Aslında yaklaşık 2 aydır yaşanan sıkıntılardan haberdardım. İlim Yayma Cemiyeti gibi gönüllü hareketlerin zarar görmemesi adına durumu kaleme almamıştım. Ancak dün akşam Fevzi Utaş ve yönetim kurulundan bazı isimlerin yayımladığı “zehir zemberek” açıklama, benim de bu konu hakkında bildiklerimi yazmamı zorunlu kıldı.
Şehrimizdeki tüm basın-yayın organları bu sert açıklamaya yer verdi. Ancak gazetecilik, yalnızca bir tarafın açıklamasını yayınlamak değil; konunun muhatabına da söz hakkı tanımaktır.
Ben de İlim Yayma Cemiyeti Genel Başkanı Yusuf Tülün’e cep telefonundan ulaştım.
Kendisi, iki dönem Sarıyer Belediye Başkanlığı yapmış, 2012 yılında İlim Yayma Cemiyeti Genel Başkanlık görevine gelmiş, İstanbul Üniversitesi İktisat Fakültesi Gazetecilik ve Halkla İlişkiler Enstitüsü mezunu olması nedeniyle bir nevi meslek büyüğümüz.
Tülün, telefonunu doğrudan açtı. Kendimi tanıttıktan sonra Kocaeli Şubesi Başkanı Fevzi Utaş’ın açıklamasını okudum ve bu konuda görüşlerini almak istediğimi belirttim.
Öncelikle söylemeliyim ki, onun yerinde olsam bu kadar sakin ve hümanist bir yaklaşım sergilemezdim. Ancak uzun yıllardır tanıdığım Fevzi Utaş ile ilgili olarak Genel Başkan Yusuf Tülün, vakur bir duruş sergileyerek şu ifadeleri kullandı:
“Onlar bizim kardeşlerimizdir. Bize düşen görev kucaklaşmaktır. Kardeşlerimize teşekkürden başka bir cevap vermek bize yakışmaz. Bu kurumlar, gönüllülük esasına göre hareket eden insanların oluşturduğu topluluklardır. Bizler çay paramızı bile cebimizden öderiz. Bu nedenle gönüllü kardeşlerimize tekrar teşekkür ederiz. Her kurumda olduğu gibi iç yapımızda bazı kriterler ortaya koymak durumundayız. Metal yorgunluklar olabilir, performans kriterleri vardır. Yurt yönetmelikleri, şube kriterleri, başarı kriterleri vardır.
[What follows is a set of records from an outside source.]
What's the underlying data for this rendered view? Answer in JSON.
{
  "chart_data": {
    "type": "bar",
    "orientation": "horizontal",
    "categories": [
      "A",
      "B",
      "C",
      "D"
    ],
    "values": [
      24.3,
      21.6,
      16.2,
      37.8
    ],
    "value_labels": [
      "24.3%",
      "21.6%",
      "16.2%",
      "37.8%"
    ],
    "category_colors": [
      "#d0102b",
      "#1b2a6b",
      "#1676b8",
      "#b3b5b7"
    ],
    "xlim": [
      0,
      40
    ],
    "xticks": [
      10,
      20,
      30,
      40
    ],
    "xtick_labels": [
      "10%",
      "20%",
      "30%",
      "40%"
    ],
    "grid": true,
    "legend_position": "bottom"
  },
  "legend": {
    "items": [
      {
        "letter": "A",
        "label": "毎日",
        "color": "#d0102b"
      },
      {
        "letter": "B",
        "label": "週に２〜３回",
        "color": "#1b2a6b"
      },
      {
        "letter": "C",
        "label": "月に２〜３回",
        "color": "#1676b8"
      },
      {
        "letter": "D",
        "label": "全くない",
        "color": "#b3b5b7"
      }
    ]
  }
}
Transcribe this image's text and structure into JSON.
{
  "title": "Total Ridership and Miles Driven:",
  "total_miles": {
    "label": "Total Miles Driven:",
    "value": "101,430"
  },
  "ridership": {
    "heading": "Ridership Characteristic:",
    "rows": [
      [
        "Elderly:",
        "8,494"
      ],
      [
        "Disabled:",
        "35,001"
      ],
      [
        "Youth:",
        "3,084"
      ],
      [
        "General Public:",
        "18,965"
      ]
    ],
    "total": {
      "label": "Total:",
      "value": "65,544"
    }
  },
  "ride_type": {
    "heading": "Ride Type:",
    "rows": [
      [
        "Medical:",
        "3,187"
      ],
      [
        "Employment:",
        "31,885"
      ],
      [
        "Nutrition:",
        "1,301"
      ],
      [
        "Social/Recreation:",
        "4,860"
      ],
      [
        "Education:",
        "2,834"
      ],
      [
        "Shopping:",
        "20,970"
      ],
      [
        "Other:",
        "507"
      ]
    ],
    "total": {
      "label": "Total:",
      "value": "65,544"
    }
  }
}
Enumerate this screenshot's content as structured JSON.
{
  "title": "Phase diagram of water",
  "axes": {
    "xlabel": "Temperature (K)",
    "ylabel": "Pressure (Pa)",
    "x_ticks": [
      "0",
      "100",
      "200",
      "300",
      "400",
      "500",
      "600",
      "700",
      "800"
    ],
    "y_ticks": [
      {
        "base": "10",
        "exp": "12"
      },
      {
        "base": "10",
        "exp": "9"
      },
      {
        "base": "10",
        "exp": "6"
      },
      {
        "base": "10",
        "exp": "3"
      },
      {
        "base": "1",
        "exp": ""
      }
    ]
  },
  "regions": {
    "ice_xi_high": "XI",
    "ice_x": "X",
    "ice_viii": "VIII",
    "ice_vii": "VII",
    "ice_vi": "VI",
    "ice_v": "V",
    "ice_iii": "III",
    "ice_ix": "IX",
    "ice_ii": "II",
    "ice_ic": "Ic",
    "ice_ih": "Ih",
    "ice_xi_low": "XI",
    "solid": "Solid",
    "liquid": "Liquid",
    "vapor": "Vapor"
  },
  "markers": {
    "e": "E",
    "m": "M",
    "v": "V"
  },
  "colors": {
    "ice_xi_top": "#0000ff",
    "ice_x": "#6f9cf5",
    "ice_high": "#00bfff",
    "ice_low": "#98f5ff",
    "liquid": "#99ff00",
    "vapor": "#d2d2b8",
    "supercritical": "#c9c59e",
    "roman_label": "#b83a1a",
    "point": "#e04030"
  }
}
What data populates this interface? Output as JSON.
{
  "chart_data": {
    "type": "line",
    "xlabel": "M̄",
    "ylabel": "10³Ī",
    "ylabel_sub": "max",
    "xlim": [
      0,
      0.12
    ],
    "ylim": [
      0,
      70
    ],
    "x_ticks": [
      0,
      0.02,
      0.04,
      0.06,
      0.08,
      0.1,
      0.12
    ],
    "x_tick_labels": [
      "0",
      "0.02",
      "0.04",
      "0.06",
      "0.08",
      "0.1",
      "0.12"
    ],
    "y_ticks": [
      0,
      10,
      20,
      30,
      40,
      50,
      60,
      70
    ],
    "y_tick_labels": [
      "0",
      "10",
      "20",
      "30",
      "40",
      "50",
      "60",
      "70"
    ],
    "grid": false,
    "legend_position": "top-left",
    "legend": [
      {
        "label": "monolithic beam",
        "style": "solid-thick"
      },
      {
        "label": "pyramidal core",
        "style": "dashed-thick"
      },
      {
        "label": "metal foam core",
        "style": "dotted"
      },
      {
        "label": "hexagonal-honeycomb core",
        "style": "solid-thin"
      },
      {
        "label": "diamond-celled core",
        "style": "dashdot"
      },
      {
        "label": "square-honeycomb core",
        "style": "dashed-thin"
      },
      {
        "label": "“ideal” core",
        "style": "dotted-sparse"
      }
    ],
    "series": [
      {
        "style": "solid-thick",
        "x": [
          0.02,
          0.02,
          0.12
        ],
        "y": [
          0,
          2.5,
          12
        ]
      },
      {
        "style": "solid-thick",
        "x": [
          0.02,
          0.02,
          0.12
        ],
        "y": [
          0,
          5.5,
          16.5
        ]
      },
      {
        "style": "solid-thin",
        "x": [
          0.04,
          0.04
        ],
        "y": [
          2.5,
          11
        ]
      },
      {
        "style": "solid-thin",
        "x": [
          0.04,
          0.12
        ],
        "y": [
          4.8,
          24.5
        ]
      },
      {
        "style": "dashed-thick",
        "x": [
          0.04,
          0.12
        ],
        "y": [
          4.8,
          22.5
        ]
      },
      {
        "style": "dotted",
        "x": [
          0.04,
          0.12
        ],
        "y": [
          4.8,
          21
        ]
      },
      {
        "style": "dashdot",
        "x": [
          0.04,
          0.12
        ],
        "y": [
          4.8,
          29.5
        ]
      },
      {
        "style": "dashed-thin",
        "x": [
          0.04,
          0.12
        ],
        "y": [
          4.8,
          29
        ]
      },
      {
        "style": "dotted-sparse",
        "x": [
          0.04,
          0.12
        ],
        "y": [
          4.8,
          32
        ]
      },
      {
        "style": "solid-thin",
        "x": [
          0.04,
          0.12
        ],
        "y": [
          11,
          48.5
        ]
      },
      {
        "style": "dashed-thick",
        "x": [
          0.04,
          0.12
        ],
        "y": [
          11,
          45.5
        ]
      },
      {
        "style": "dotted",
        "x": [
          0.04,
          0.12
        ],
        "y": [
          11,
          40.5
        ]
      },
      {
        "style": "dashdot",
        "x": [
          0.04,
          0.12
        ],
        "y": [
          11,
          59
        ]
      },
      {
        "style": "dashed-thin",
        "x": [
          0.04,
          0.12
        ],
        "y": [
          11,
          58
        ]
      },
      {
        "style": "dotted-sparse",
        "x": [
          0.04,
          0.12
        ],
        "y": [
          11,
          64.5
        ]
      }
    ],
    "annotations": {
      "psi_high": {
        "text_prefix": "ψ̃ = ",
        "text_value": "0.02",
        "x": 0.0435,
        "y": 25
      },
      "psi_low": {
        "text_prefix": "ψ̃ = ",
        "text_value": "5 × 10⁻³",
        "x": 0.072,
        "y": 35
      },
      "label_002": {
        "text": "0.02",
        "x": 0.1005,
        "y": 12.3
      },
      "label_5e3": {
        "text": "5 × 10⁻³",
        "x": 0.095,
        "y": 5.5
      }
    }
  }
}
Arkadaşlarımıza bir yıldır bu konuda genel merkez perspektifleri doğrultusunda bilgilendirmelerde bulunduk. Formatlarımız var. Sonuçta 190 şubesi, 158 yurdu ve gençlik merkezleri olan bir yapıdan bahsediyoruz. 75. yıl hazırlıklarımız sürmektedir. İlim Yayma Cemiyeti’ni daha yukarılara taşımak adına çalışıyoruz. Yine söylüyorum, kimseye kırgın değiliz. Hizmetlerinden dolayı teşekkür ediyorum. İlim Yayma Cemiyeti’ni vakıf hassasiyetiyle projeler üretmeye ve birlikte çalışmaya devam edeceğiz.”
Dediğim gibi, İlim Yayma Cemiyeti bir isimden çok daha büyük bir yapı. Binlerce gönüllünün maddi katkısı, bedensel emeği ve duaları ile kurulmuş bir yapı. Özellikle yurtlarıyla, çocuğunu nasıl okutacağını kara kara düşünen ailelere nefes aldıran bir yapı.
Her zaman bardağın dolu tarafına bakmamız, hizmet ettiğimiz kurumlara zarar verecek hareketlerden kaçınmamız gerekir.
Sağlıcakla kalın.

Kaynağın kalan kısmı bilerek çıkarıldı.